You mention stepping away from the news and social media and feeling disconnected from everything. You used the term disconnected rather than isolated, and the distinction matters. When we isolate, we cut ourselves off from others. Disconnection isn’t isolation. It’s not cutting off, but pulling back, floating, waiting and conserving until you find what can carry you forward again: perspectives, people and/or activities that bring you fullness. It’s grounded with intentionality. The float is about being with that sense of disconnection rather than escaping from it. 

Start making space for being with that disconnection by trying to find one place where you can be completely unedited. Being unedited means letting go of expectation. Some people do this through therapy, voice memos or letters that never get sent. Others find their body is a portal toward discovery. Reclaim sensation by walking barefoot in grass, drinking something warm slowly, staring at a tree and feeling yourself breathe. The part of you who knows what she needs won’t speak until you clear some space to listen. Notice the difference between how you feel in those moments and how you feel now. Do more of what works and less of what doesn’t. 

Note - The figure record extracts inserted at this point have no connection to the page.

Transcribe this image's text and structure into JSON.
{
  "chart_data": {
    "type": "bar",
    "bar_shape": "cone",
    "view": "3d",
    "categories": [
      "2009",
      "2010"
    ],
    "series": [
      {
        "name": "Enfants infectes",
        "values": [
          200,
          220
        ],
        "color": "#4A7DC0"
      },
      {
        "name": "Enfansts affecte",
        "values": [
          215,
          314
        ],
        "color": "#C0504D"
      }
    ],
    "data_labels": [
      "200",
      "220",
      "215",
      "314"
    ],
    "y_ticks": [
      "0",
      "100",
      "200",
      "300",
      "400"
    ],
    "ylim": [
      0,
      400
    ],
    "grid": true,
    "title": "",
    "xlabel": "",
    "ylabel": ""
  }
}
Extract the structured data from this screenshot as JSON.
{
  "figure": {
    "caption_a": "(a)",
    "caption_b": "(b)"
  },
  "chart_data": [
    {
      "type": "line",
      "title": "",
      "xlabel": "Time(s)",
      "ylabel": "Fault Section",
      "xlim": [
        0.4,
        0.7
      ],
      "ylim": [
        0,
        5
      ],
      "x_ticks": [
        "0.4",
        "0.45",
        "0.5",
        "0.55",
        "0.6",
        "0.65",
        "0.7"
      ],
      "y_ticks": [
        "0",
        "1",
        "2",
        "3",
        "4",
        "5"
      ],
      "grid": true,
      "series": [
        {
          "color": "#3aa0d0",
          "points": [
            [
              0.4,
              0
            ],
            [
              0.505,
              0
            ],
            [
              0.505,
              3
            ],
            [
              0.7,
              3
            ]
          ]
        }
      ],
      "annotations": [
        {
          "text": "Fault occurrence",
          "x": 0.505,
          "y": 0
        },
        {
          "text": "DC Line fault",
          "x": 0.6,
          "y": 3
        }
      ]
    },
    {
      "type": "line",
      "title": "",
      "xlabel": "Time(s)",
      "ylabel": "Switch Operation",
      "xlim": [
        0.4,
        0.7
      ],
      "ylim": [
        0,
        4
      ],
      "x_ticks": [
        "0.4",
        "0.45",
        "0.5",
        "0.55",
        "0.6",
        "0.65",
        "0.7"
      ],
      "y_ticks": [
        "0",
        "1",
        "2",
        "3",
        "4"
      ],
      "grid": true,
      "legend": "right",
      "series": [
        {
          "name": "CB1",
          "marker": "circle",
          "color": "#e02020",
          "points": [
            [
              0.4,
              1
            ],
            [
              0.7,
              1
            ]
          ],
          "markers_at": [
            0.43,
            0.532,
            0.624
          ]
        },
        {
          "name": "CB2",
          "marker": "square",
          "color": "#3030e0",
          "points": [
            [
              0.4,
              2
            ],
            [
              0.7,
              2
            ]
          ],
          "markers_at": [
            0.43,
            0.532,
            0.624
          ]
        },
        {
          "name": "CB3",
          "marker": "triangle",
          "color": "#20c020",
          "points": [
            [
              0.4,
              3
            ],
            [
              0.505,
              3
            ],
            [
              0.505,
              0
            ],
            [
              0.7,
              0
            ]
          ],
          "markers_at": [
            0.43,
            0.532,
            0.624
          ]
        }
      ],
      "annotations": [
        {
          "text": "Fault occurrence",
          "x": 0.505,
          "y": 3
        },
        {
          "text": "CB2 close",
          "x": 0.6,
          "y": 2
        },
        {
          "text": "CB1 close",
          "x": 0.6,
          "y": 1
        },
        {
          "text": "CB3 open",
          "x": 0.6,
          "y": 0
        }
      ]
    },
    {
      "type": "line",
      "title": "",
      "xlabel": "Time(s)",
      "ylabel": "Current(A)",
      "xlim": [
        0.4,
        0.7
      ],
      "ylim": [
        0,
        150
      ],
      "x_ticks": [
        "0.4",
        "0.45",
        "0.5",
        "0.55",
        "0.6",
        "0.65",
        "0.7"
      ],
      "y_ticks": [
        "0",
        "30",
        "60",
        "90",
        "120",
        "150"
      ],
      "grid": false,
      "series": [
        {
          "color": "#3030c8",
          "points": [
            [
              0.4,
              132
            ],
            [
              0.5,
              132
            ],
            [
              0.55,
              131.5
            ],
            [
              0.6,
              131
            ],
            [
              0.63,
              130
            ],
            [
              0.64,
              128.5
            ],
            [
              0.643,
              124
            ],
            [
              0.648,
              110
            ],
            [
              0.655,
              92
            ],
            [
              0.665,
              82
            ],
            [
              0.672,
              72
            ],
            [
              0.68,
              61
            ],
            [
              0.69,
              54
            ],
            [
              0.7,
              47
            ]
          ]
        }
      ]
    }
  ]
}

The truth is, Tired, that resilience is neither a constant state, nor is it a performance of wellness to someone else’s expectation. It ebbs and flows. You’re allowed to ebb. You’re allowed to question the shape and pace of your days. You’re allowed to disconnect yourself from what isn’t working to create new ways to flow.

Off the Clock, but Always in Your Corner,

Dr. Emma

The content shared in this column is for informational and educational purposes only. It does not constitute clinical advice or create a therapist-client relationship. If you are in need of mental health support, please reach out to a licensed professional in your area.